At the same briefing, Dallas County Judge Clay Jenkins, the county's chief political officer, said authorities were anticipating additional possible Ebola cases.

"We are preparing contingencies for more, and that is a very real possibility," Jenkins said.

Frieden has come under pressure over the response and preparedness for Ebola, but White House spokesman Josh Earnest said U.S. President Barack Obama was confident of Frieden's ability to lead the public health effort.

Burwell, in a series of television interviews, said officials were adding staff to ensure the hospital in Dallas followed procedures to prevent transmission of the virus.

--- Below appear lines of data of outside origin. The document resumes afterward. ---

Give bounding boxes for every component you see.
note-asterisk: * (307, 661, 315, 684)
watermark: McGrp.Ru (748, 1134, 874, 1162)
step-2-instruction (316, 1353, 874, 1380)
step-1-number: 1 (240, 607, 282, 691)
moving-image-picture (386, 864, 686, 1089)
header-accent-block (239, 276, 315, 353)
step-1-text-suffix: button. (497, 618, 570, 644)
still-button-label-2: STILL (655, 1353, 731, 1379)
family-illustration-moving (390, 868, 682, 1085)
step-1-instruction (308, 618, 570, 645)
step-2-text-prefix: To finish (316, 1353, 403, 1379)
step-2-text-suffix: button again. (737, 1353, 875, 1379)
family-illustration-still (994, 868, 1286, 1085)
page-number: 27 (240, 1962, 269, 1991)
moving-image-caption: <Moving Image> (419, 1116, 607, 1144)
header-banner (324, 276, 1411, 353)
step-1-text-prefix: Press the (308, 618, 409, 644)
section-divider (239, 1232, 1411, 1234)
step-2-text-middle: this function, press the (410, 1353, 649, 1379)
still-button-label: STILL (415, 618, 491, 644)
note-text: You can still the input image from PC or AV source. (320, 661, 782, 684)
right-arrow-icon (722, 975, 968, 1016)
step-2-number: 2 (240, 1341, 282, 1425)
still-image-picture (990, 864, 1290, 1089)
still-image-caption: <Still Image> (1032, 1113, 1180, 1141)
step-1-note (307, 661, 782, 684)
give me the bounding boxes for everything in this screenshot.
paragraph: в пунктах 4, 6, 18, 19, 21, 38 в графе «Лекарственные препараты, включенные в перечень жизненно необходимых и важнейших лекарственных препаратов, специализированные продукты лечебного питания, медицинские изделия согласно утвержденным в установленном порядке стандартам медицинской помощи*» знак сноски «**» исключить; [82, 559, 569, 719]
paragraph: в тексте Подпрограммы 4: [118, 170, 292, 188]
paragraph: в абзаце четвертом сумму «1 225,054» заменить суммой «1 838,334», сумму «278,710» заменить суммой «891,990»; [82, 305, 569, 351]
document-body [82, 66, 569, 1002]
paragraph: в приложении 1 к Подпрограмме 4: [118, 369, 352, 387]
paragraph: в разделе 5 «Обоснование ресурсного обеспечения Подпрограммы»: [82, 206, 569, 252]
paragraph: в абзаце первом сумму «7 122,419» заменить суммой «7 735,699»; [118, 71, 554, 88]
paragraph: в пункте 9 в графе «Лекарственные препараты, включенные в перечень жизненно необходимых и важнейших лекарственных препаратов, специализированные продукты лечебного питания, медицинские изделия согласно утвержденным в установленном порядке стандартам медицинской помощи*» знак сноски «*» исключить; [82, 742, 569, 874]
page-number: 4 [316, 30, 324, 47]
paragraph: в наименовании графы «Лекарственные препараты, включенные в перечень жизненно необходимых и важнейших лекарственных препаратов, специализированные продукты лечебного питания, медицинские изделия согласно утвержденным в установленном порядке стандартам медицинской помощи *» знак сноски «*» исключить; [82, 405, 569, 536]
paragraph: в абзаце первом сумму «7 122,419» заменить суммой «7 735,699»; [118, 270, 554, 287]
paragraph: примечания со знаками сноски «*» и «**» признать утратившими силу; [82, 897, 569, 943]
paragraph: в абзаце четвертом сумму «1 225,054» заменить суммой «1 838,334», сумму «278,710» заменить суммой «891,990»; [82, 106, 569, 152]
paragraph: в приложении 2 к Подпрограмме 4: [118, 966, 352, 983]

She said there would be round-the-clock site managers to oversee how healthcare workers put on and remove the protective gear used when treating Ebola patients.

In addition to extra CDC staff on site, two nurses from Emory University, in Atlanta, which has a specialized hospital that has treated other Ebola patients flown in from West Africa, were in Dallas to train staff.

Prospects for a quick end to the contagion diminished as the World Health Organization predicted that Liberia, Sierra Leone and Guinea, the three worst-hit countries, could produce as many as 10,000 new cases a week by early December.